Gram was a resistance pioneer during World War II, organising protests against efforts from Vidkun Quisling's Nasjonal Samling to take control over professional organisations. In 1942 he was called to Stockholm to take over Anders Frihagen's duties at the Norwegian Legation there, leading an office responsible for financing the resistance work in Norway. This office, called Idrettskontoret ("The Sports Office"), was responsible for secret transfers of funds to the resistance movement, and the office also established a secret courier and communications service in Norway. The office was later reorganised, and appeared under the new name Sambandskontoret. In 1944, his son was killed by German agents. The acting stipendiary magistrate while Gram was in Sweden was the Nazi Wilhelm Frimann Koren Christie.

After the war, Gram continued in his office position in Oslo.
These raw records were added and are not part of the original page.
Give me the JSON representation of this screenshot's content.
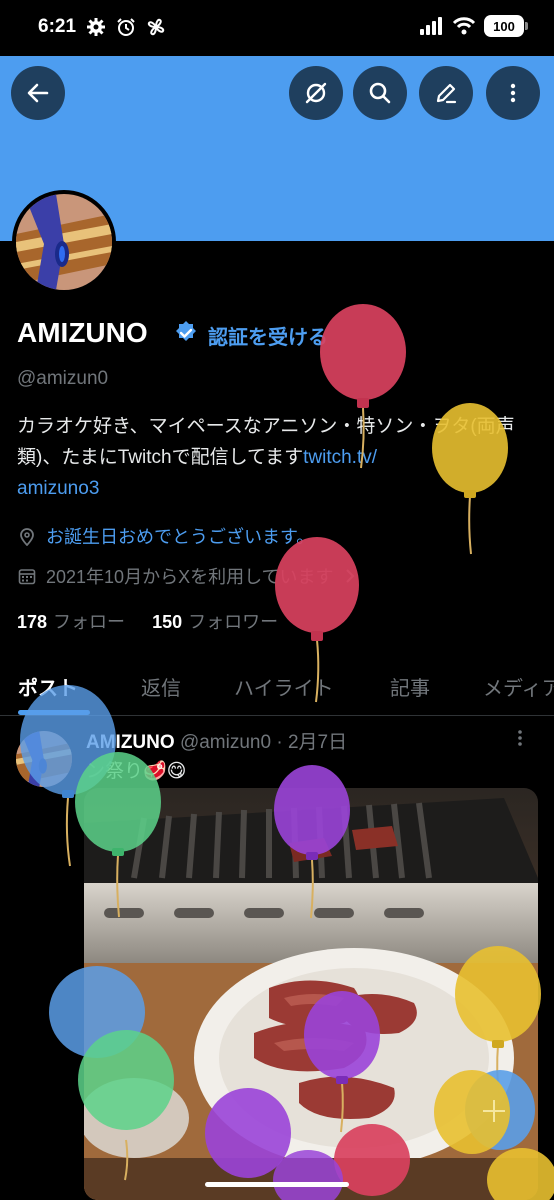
{
  "status_bar": {
    "time": "6:21",
    "battery": "100"
  },
  "header": {
    "back_icon": "back-arrow-icon",
    "actions": [
      "grok-icon",
      "search-icon",
      "edit-icon",
      "more-icon"
    ]
  },
  "profile": {
    "name": "AMIZUNO",
    "verify_cta": "認証を受ける",
    "handle": "@amizun0",
    "bio_text": "カラオケ好き、マイペースなアニソン・特ソン・ヲタ(両声類)、たまにTwitchで配信してます",
    "bio_link_1": "twitch.tv/",
    "bio_link_2": "amizuno3",
    "birthday": "お誕生日おめでとうございます。",
    "joined": "2021年10月からXを利用しています",
    "following_count": "178",
    "following_label": "フォロー",
    "followers_count": "150",
    "followers_label": "フォロワー"
  },
  "tabs": [
    "ポスト",
    "返信",
    "ハイライト",
    "記事",
    "メディア"
  ],
  "post": {
    "author": "AMIZUNO",
    "handle": "@amizun0",
    "separator": "·",
    "date": "2月7日",
    "text": "ン祭り🥩😋"
  },
  "colors": {
    "accent": "#4d9df0",
    "banner": "#4d9df0",
    "background": "#000000",
    "secondary_text": "#71767b"
  }
}
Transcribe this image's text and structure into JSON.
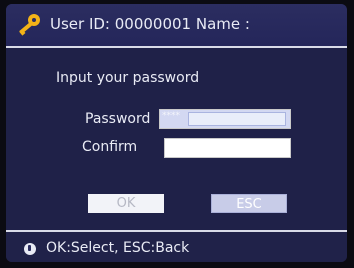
{
  "header": {
    "title": "User ID: 00000001 Name :",
    "icon": "key-icon"
  },
  "form": {
    "prompt": "Input your password",
    "password_label": "Password",
    "password_value": "****",
    "confirm_label": "Confirm",
    "confirm_value": ""
  },
  "buttons": {
    "ok_label": "OK",
    "esc_label": "ESC"
  },
  "footer": {
    "hint": "OK:Select, ESC:Back",
    "icon": "info-icon"
  },
  "colors": {
    "panel": "#1f2148",
    "header": "#2b2d60",
    "text": "#e9ebf5",
    "key": "#f3b318"
  }
}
He was also interested in genealogy, and served as editor-in-chief for the magazine Norsk slektshistorisk tidsskrift from 1947 to 1959, and was a board member of the Norwegian Genealogical Society from 1947 to 1957. He was also the editor of Norges Statskalender in 1947 and 1948, as well as co-publishing the yearbook Hvem er Hvem? ("Who's Who?").

Gram was decorated as a Knight of the Order of St. Olav in 1947 and as a Commander of the Danish Order of the Dannebrog.